I told her that she should not be here but she explained she wanted to see me again. So after I calmed down and nobody had seemed to notice, we start talking and eventually we start talking about smithing. I begin to show her how its done and we made a few rivets together. The day went on and she hid well every time they came to pick up more rivets. It was one of the best smithing days I had had in a long time.
The end of the day neared and there was supposed to be a grand celebration, as demanded by tradition, for the homecoming of a warrior who fought against the orcs. This time I kept my mouth shut. While the people set up for the occasion, a novice dwarven wizard cast spells to entertain the young ones. He became bolder with his spells as the children got more and more excited, creating more and more fireworks and explosions. Meanwhile I was telling my girl how much our race hated the orcs, which was common ground for us, and that’s when I yelled in my most boisterous, manly voice, over the noise of the bustle of the people, the fireworks and explosions, the hammering of the construction of my family’s statue, and the din of the forge itself, “It’s a long time to make a glove to punch an orc.” Only that’s not what everyone heard. Some of the explosions had cut out my words. What they and I heard echoing through the cavern, since everything had fell silent, was, “I long to make love to an orc.” Her smile faded. There was one last explosion and then a deafening crash of stone and metal and wood. The people in the plaza cried out. I stood there frozen, hammer raised in the air, eyes wide, my black fate swimming into view.
Everything calmed and there were footsteps coming toward where I was. They were my father’s footsteps. The one’s he uses when he is as red and enraged as Torag’s forge fire. I slowly lowered my hammer. I dared not turn around. My father grabbed my beard and yanked as hard as he could, spinning me around and leading me into the city center. He stood me before the statue and just pointed. I looked.
The novice wizard had lost control of one of his explosions. It had gone off near the statue, which set off a chain reaction that I won’t go into details about but it left the statue looking as though, well, as though the dwarf longed to make love to the orc. My heart stopped. I had ruined my family’s pride and joy, and their namesake, and their statue, and my sister’s hair. It was on fire. I fainted.

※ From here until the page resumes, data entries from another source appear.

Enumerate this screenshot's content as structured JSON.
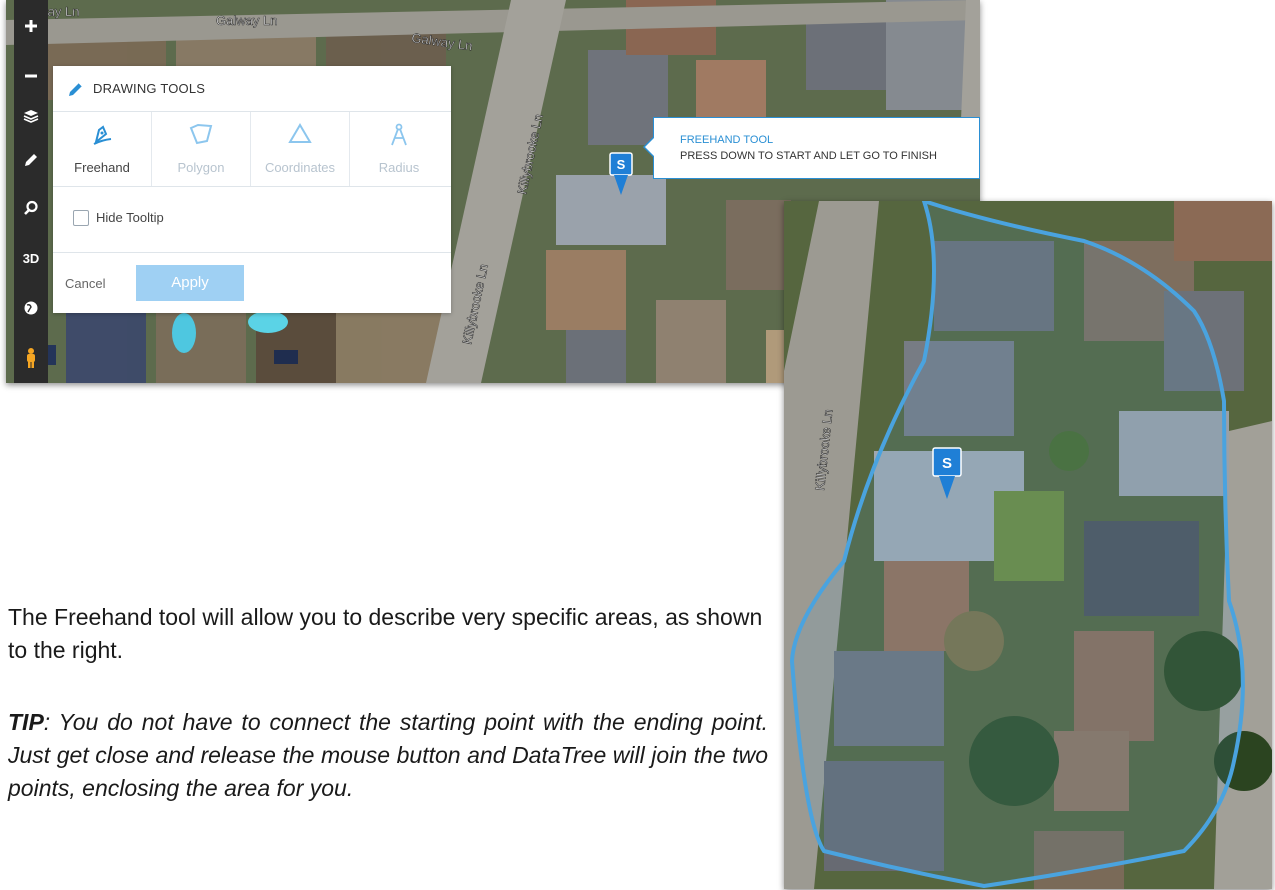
{
  "map_streets": {
    "top_left": "Galway Ln",
    "top_center": "Galway Ln",
    "top_right": "Galway Ln",
    "vertical_upper": "Killybrooke Ln",
    "vertical_lower": "Killybrooke Ln",
    "right_map_vertical": "Killybrooke Ln"
  },
  "toolbar": {
    "items": [
      {
        "icon": "zoom-in-icon"
      },
      {
        "icon": "zoom-out-icon"
      },
      {
        "icon": "layers-icon"
      },
      {
        "icon": "pencil-icon"
      },
      {
        "icon": "search-icon"
      },
      {
        "label": "3D"
      },
      {
        "icon": "globe-icon"
      },
      {
        "icon": "pegman-icon"
      }
    ]
  },
  "drawing_tools": {
    "title": "DRAWING TOOLS",
    "tools": [
      {
        "label": "Freehand",
        "icon": "freehand-pen-icon",
        "state": "active"
      },
      {
        "label": "Polygon",
        "icon": "polygon-icon",
        "state": "disabled"
      },
      {
        "label": "Coordinates",
        "icon": "coordinates-icon",
        "state": "disabled"
      },
      {
        "label": "Radius",
        "icon": "radius-compass-icon",
        "state": "disabled"
      }
    ],
    "hide_tooltip_label": "Hide Tooltip",
    "hide_tooltip_checked": false,
    "cancel_label": "Cancel",
    "apply_label": "Apply"
  },
  "tooltip": {
    "title": "FREEHAND TOOL",
    "text": "PRESS DOWN TO START AND LET GO TO FINISH"
  },
  "marker_label": "S",
  "body": {
    "paragraph1": "The Freehand tool will allow you to describe very specific areas, as shown to the right.",
    "tip_lead": "TIP",
    "tip_text": ": You do not have to connect the starting point with the ending point. Just get close and release the mouse button and DataTree will join the two points, enclosing the area for you."
  },
  "colors": {
    "accent_blue": "#2a8fd4",
    "apply_button": "#9fd0f3",
    "toolbar_bg": "#2b2b2b",
    "drawn_outline": "#4aa3df"
  }
}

When I awoke, I was on top of a snow-capped mountain. My face hurt. I felt it. My beard was gone. It smelled like they burned it off. There was a note pinned not to my clothes, because I didn’t have any on, but to my skin, in five places. It was a big note and I guess they didn’t want it to blow away. It said, in big, big letters, YOU ARE BANISHED. YOU ARE NO LONGER MY SON. GOOD BYE. There was a keg of ale next to me. I stood up and looked around. Nothing but mountains and snow. I took a swig of the ale. It was the good stuff. And they peed in it. All of them.
One week later, at a tavern. One man is talking to another at the bar.

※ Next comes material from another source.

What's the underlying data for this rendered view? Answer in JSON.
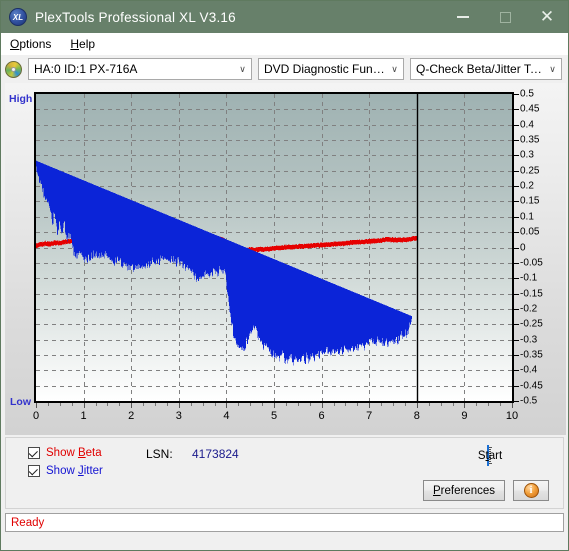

“Did I ever tell you about the time I was on city watch? It was late and I heard a noise. Something like hollow metal. All of a sudden there’s a dwarf in armor coming out of the darkness. I tense up. He gets closer and I see he’s not in armor, he’s naked and wearing a beer keg, the metal kind. He walks up to me and says, ‘Pardon me, where’s the blacksmith?’ I topple over laughing. Funniest goddamn thing I ever saw.”